Methodology for calculating the Federal per diem payment amount.

§ 412.424 Methodology for calculating the Federal per diem payment amount.

(a) Data sources. (1) To calculate the Federal per diem base rate (as specified in paragraph (b) of this section for inpatient psychiatric facilities, as specified in paragraph (b) of this section, CMS uses the following data sources:

(2) The best Medicare data available to estimate the average inpatient operating and capital-related costs per day made as specified in part 413 of this chapter.

(i) Patient and facility cost report data capturing routine and ancillary costs.

(ii) An appropriate wage index to adjust for wage differences.

(iii) An increase factor to adjust for the most recent estimate of increases in the prices of an appropriate market basket of goods and services provided by inpatient psychiatric facilities.

(b) Determining the average per diem cost of inpatient psychiatric facilities for FY 2002. CMS determines the average inpatient operating, ancillary, and capital-related per diem cost for which payment is made to each inpatient psychiatric facility, using the available data described in paragraph (a) of this section.

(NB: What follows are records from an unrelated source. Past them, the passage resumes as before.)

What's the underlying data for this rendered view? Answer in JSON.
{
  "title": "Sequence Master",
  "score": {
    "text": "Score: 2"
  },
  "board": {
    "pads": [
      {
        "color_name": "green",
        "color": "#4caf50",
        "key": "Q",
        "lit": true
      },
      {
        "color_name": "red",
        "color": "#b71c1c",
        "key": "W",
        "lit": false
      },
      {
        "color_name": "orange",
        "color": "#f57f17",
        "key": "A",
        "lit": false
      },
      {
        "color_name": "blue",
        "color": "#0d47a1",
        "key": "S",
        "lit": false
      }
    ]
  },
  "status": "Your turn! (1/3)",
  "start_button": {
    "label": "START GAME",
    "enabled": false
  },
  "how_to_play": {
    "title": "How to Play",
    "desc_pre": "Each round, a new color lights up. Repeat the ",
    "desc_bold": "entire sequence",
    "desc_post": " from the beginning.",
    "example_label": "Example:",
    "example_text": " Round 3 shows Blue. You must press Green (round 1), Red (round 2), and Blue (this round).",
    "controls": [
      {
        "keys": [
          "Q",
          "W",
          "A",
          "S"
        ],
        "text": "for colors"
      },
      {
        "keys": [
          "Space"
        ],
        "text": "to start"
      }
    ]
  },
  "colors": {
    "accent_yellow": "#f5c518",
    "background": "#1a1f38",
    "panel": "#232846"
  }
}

(c) Determining the Federal per diem base rate for cost reporting periods beginning on or after January 1, 2005 through June 30, 2006—(1) General. Payment under the inpatient psychiatric facility prospective payment system is based on a standardized per diem payment referred to as the Federal per diem base rate. The Federal per diem base rate is the adjusted cost for 1 day of inpatient hospital services in an inpatient psychiatric facility in a base year as described in paragraph (b) of this section. The adjusted cost per day is adjusted in accordance with paragraphs (c)(2) through (c)(5) of this section.

(2) Update of the average per diem cost. CMS applies the increase factor described in paragraph (a)(2)(iii) of this section to the updated average per diem cost to the midpoint of the January 1, 2005 through June 30, 2006, under the update methodology described in section 1886(b)(3)(B)(ii) of the Act.

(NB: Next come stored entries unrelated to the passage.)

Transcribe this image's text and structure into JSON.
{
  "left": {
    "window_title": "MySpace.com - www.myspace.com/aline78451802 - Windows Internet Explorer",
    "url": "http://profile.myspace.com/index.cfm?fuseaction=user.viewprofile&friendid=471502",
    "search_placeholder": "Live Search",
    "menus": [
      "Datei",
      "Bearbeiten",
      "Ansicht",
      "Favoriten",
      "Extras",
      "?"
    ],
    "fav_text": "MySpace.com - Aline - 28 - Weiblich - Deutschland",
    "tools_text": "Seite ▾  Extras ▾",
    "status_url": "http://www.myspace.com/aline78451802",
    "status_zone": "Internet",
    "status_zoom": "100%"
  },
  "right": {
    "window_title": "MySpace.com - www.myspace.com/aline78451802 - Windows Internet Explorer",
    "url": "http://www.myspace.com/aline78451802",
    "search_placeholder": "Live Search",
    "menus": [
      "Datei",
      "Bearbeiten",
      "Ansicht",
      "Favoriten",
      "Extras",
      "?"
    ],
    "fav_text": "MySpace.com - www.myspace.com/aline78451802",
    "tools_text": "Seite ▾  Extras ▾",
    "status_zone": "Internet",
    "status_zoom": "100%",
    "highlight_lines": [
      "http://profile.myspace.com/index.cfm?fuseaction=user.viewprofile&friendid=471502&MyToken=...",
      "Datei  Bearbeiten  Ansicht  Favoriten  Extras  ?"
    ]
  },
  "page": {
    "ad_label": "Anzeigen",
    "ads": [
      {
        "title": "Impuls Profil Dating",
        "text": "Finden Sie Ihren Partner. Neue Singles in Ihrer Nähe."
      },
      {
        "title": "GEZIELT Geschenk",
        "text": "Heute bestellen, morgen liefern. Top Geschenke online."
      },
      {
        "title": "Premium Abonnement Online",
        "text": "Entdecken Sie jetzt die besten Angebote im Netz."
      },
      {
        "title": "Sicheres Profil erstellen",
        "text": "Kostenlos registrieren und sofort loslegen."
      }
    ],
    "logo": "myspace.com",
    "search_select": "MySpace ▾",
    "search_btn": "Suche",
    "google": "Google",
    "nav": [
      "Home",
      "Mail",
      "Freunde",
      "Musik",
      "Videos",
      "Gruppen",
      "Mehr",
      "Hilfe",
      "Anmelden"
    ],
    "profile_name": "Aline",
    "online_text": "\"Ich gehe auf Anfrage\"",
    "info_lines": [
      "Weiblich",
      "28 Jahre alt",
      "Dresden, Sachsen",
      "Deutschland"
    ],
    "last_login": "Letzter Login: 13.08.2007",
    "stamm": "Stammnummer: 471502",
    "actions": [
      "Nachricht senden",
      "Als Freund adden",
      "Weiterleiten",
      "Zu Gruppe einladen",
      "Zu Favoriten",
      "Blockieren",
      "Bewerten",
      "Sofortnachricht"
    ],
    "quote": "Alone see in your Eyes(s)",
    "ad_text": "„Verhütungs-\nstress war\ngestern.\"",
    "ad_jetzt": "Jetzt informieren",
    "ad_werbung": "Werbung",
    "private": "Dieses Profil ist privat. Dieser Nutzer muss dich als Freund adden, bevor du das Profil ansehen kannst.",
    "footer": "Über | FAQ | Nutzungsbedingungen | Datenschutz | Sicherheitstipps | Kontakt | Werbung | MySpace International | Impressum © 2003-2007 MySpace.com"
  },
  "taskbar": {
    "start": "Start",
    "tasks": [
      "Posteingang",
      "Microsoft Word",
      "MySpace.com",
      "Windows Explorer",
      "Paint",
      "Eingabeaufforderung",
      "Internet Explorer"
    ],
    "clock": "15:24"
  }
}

(3) Budget neutrality. (i) CMS adjusts the updated average per diem cost so that the aggregate payments in the first 18 months (for January 1, 2005 through June 30, 2006) under the inpatient psychiatric facility prospective payment system are estimated to equal the amount that would have been made to the inpatient psychiatric facilities under part 413 of this chapter if the inpatient psychiatric facility prospective payment system described in this subpart were not implemented.

(ii) CMS evaluates the accuracy of the budget-neutrality adjustment within the first 5 years after implementation of the inpatient psychiatric facility prospective payment system. CMS may make a one-time prospective adjustment to the Federal per diem base rate to account for significant differences between the historical data on cost-based TEFRA payments (the basis of the budget-neutrality adjustment at the time of implementation) and estimates of TEFRA payments based on actual data from the first year of the prospective payment system.

(4) Outlier payments. CMS determines a reduction factor equal to the estimated proportion of outlier payments described in paragraph (d)(3)(i) of this section.